Since the release of his last solo album 500 Degrees (2002), Wayne has been diligently working on The Carter and Young Money Records. In 1999, Lil Wayne's solo debut Tha Block Is Hot set the platform for the artist’s success. Until this day, Tha Block Is Hot remains one of Cash Money's most triumphant efforts. Lil Wayne’s signature spitfire flow spewed from his wiry, blinged-out frame has made him one of the most recognizable figures in hip-hop. Combining his uncanny charisma of yesterday with his seasoned demeanor of today, The Carter takes listeners on a journey unlike that of any before.
Lil Wayne’s old soul wisdom manifests itself in clever rhymes that balanced the young hustler's lifestyle with a sense of street reared insight. On a tribute to The Hot Boy brotherhood “Man, I Miss My Dogs,” Wayne’s sound is mature and exhibits much more skill. His voice is confident, deeper, and raspier than before. The body-bouncing first single, "Get Something," features party starter Mannie Fresh on the hook. As for the thematic content of his music, Wayne tackles more adult subjects including navigating life’s paths, being a father, and managing money as a youth. The track “Ain’t That A B!%$h” best exemplifies his growth as an artist. The song is an introspective account of the various misfortunes one confronts in life. Moreover, songs like "Travelin’," speak candidly to the experience Wayne has undergone in his tenure as a young hip-hop star. Here, Lil Wayne raps about the assortment of neighborhoods and communities he has seen in his voyages.
Production on the album comes courtesy of resident Cash Money beat machine Mannie Fresh, who laced Lil Wayne with an arsenal of digital funk grooves. “I will always stay true to Mannie Fresh,” says Wayne, “a Fresh beat was the first beat I ever rapped to. It's like he gets younger instead of older because he's so in tune with everything going on in music." Rising southern producer Jazze Pha adds in his instrumental composition ideals along with Raj Smoove, Lil Wayne’s personally handpicked Young Money/Cash Money producer, rounding out the project.

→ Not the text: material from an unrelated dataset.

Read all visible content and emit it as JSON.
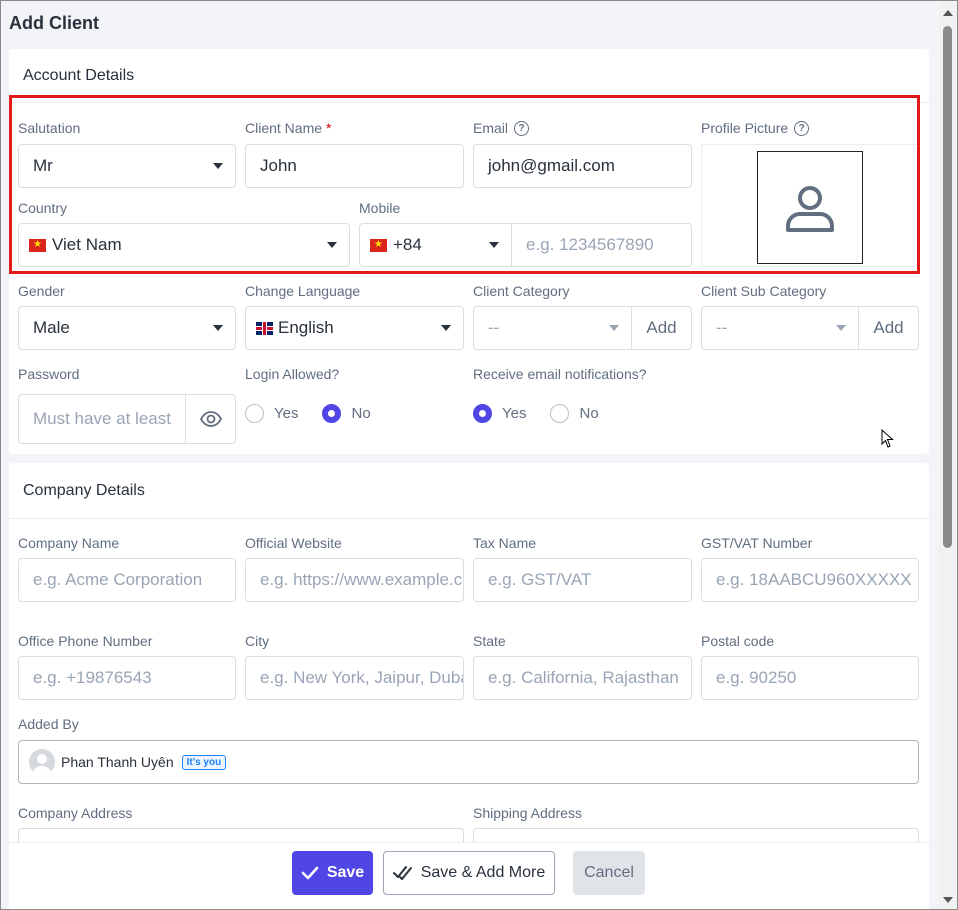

With four records to his credit, Wayne has succeeded in acting as a catalyst in the growth of southern hip-hop. "I love how the south is moving,” Wayne affirms like a proud father, “what David Banner, Lil’ Flip and all of them are doing is hot. When we started, Baby and Slim declared the south was going to blow up and we did." Partially responsible for this positive wave of southern musical gems, Wayne is launching his own record label to enhance the flourishing tradition of the south.
Mix tape superstars, Sqad Up, are Wayne’s Young Money/Cash Money Records debut group. The six-man collective including Wayne has acquired much underground success with their contributions to the street savvy, southern mix tape scene. "Young Money is another leaf that will fall from the Cash Money tree," states Wayne.
With a new album, The Carter, on the horizon, a record label, Young Money/Cash Money Records, launch pending and an integral role in one of hip-hop’s most creative crews, Lil Wayne continues to prolifically govern the game, New Jack City style.